Wie spiegelt sich jedoch das wohnungspolitische Engagement des Staates in den Ausgaben für das Wohnungswesen und in der Zahl öffentlicher / gemeinnütziger Wohnungen wider?
*Quelle: Housing Europe (2015)
*Quelle: Eurostat (2015)
**Quelle: Eurostat (2015/2016)
***Quelle: Eigene Berechnungen GBV. Ö: Wohnbauförderungsdarlehen der Länder (Neubau, 2016). D: KfW-Darlehen Energieeffizientes Bauen (2015/16)

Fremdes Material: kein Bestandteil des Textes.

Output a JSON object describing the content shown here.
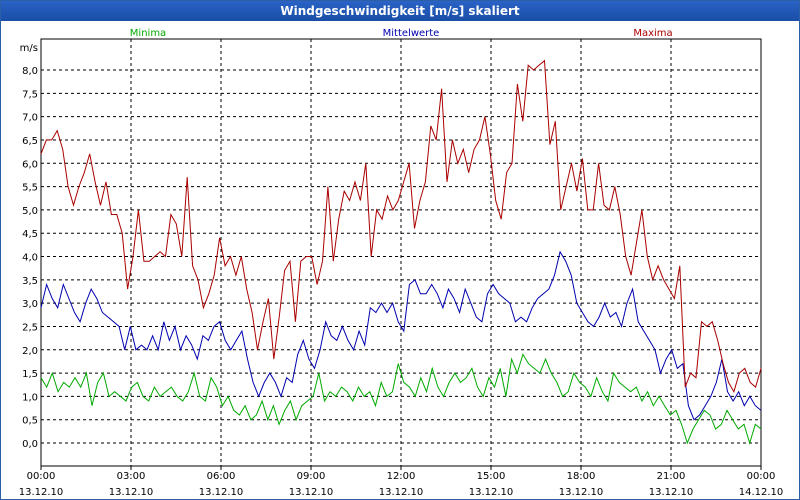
{
  "window": {
    "title": "Windgeschwindigkeit [m/s] skaliert"
  },
  "chart_data": {
    "type": "line",
    "title": "Windgeschwindigkeit [m/s] skaliert",
    "ylabel": "m/s",
    "ylim": [
      -0.2,
      8.5
    ],
    "xlim": [
      0,
      24
    ],
    "grid": true,
    "legend_position": "top",
    "y_ticks": [
      "0,0",
      "0,5",
      "1,0",
      "1,5",
      "2,0",
      "2,5",
      "3,0",
      "3,5",
      "4,0",
      "4,5",
      "5,0",
      "5,5",
      "6,0",
      "6,5",
      "7,0",
      "7,5",
      "8,0"
    ],
    "x_ticks": [
      {
        "time": "00:00",
        "date": "13.12.10"
      },
      {
        "time": "03:00",
        "date": "13.12.10"
      },
      {
        "time": "06:00",
        "date": "13.12.10"
      },
      {
        "time": "09:00",
        "date": "13.12.10"
      },
      {
        "time": "12:00",
        "date": "13.12.10"
      },
      {
        "time": "15:00",
        "date": "13.12.10"
      },
      {
        "time": "18:00",
        "date": "13.12.10"
      },
      {
        "time": "21:00",
        "date": "13.12.10"
      },
      {
        "time": "00:00",
        "date": "14.12.10"
      }
    ],
    "series": [
      {
        "name": "Minima",
        "color": "#00aa00",
        "values": [
          1.4,
          1.2,
          1.5,
          1.1,
          1.3,
          1.2,
          1.4,
          1.2,
          1.5,
          0.8,
          1.3,
          1.5,
          1.0,
          1.1,
          1.0,
          0.9,
          1.2,
          1.3,
          1.0,
          0.9,
          1.2,
          1.0,
          1.1,
          1.2,
          1.0,
          0.9,
          1.1,
          1.5,
          1.0,
          0.9,
          1.4,
          1.2,
          0.8,
          1.0,
          0.7,
          0.6,
          0.8,
          0.5,
          0.6,
          0.9,
          0.5,
          0.8,
          0.4,
          0.7,
          0.9,
          0.5,
          0.8,
          0.9,
          1.0,
          1.5,
          0.9,
          1.1,
          1.0,
          1.2,
          1.1,
          0.9,
          1.2,
          1.0,
          1.1,
          0.8,
          1.3,
          1.0,
          1.1,
          1.7,
          1.3,
          1.2,
          1.0,
          1.4,
          1.1,
          1.6,
          1.2,
          1.0,
          1.3,
          1.5,
          1.3,
          1.4,
          1.6,
          1.2,
          1.0,
          1.4,
          1.2,
          1.6,
          1.0,
          1.8,
          1.5,
          1.9,
          1.7,
          1.6,
          1.5,
          1.8,
          1.5,
          1.3,
          1.0,
          1.1,
          1.5,
          1.3,
          1.2,
          1.0,
          1.4,
          1.1,
          0.9,
          1.5,
          1.3,
          1.2,
          1.1,
          1.2,
          0.9,
          1.1,
          0.8,
          1.0,
          0.8,
          0.6,
          0.7,
          0.4,
          0.0,
          0.3,
          0.5,
          0.7,
          0.6,
          0.3,
          0.4,
          0.7,
          0.5,
          0.3,
          0.4,
          0.0,
          0.4,
          0.3
        ]
      },
      {
        "name": "Mittelwerte",
        "color": "#0000b0",
        "values": [
          2.9,
          3.4,
          3.1,
          2.9,
          3.4,
          3.1,
          2.8,
          2.6,
          3.0,
          3.3,
          3.1,
          2.8,
          2.7,
          2.6,
          2.5,
          2.0,
          2.5,
          2.0,
          2.1,
          2.0,
          2.3,
          2.0,
          2.6,
          2.2,
          2.5,
          2.0,
          2.3,
          2.1,
          1.8,
          2.3,
          2.2,
          2.5,
          2.6,
          2.2,
          2.0,
          2.2,
          2.4,
          1.8,
          1.3,
          1.0,
          1.3,
          1.5,
          1.3,
          1.0,
          1.4,
          1.3,
          1.9,
          2.2,
          1.8,
          1.6,
          2.0,
          2.6,
          2.3,
          2.2,
          2.5,
          2.2,
          2.0,
          2.4,
          2.1,
          2.9,
          2.8,
          3.0,
          2.8,
          3.0,
          2.6,
          2.4,
          3.4,
          3.5,
          3.2,
          3.2,
          3.4,
          3.2,
          2.9,
          3.3,
          3.1,
          2.8,
          3.3,
          3.0,
          2.7,
          2.6,
          3.2,
          3.4,
          3.2,
          3.1,
          3.0,
          2.6,
          2.7,
          2.6,
          2.9,
          3.1,
          3.2,
          3.3,
          3.6,
          4.1,
          3.9,
          3.6,
          3.0,
          2.8,
          2.6,
          2.5,
          2.7,
          3.0,
          2.7,
          2.8,
          2.5,
          3.0,
          3.3,
          2.6,
          2.4,
          2.2,
          2.0,
          1.5,
          1.8,
          2.0,
          1.6,
          1.7,
          0.8,
          0.5,
          0.6,
          0.8,
          1.0,
          1.3,
          1.8,
          1.1,
          0.9,
          1.1,
          0.8,
          1.0,
          0.8,
          0.7
        ]
      },
      {
        "name": "Maxima",
        "color": "#aa0000",
        "values": [
          6.2,
          6.5,
          6.5,
          6.7,
          6.3,
          5.5,
          5.1,
          5.5,
          5.8,
          6.2,
          5.6,
          5.1,
          5.6,
          4.9,
          4.9,
          4.5,
          3.3,
          4.0,
          5.0,
          3.9,
          3.9,
          4.0,
          4.1,
          4.0,
          4.9,
          4.7,
          4.0,
          5.7,
          3.8,
          3.5,
          2.9,
          3.2,
          3.6,
          4.4,
          3.8,
          4.0,
          3.6,
          4.0,
          3.3,
          2.8,
          2.0,
          2.6,
          3.1,
          1.8,
          2.7,
          3.7,
          3.9,
          2.6,
          3.9,
          4.0,
          4.0,
          3.4,
          3.9,
          5.5,
          3.9,
          4.8,
          5.4,
          5.2,
          5.6,
          5.2,
          6.0,
          4.0,
          5.0,
          4.8,
          5.3,
          5.0,
          5.2,
          5.6,
          6.0,
          4.6,
          5.2,
          5.6,
          6.8,
          6.5,
          7.6,
          5.6,
          6.5,
          6.0,
          6.3,
          5.8,
          6.3,
          6.5,
          7.0,
          6.2,
          5.2,
          4.8,
          5.8,
          6.0,
          7.7,
          6.9,
          8.1,
          8.0,
          8.1,
          8.2,
          6.4,
          6.9,
          5.0,
          5.5,
          6.0,
          5.4,
          6.1,
          5.0,
          5.0,
          6.0,
          5.1,
          5.0,
          5.5,
          4.9,
          4.0,
          3.6,
          4.3,
          5.0,
          4.0,
          3.5,
          3.8,
          3.5,
          3.3,
          3.1,
          3.8,
          1.2,
          1.5,
          1.4,
          2.6,
          2.5,
          2.6,
          2.2,
          1.7,
          1.3,
          1.1,
          1.5,
          1.6,
          1.3,
          1.2,
          1.6
        ]
      }
    ]
  }
}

Der auffälligste Unterschied zwischen Deutschland und Österreich ist der ungleich hohe Anteil an öffentlichen bzw. gemeinnützigen Wohnungen: Weniger als vier Prozent der deutschen, aber fast 21% der österreichischen Wohnungen gehören einem öffentlichen oder gemeinnützigen Eigentümer und sind daher dem „Sozialwohnungssektor“ im weiteren Sinn zuzurechnen.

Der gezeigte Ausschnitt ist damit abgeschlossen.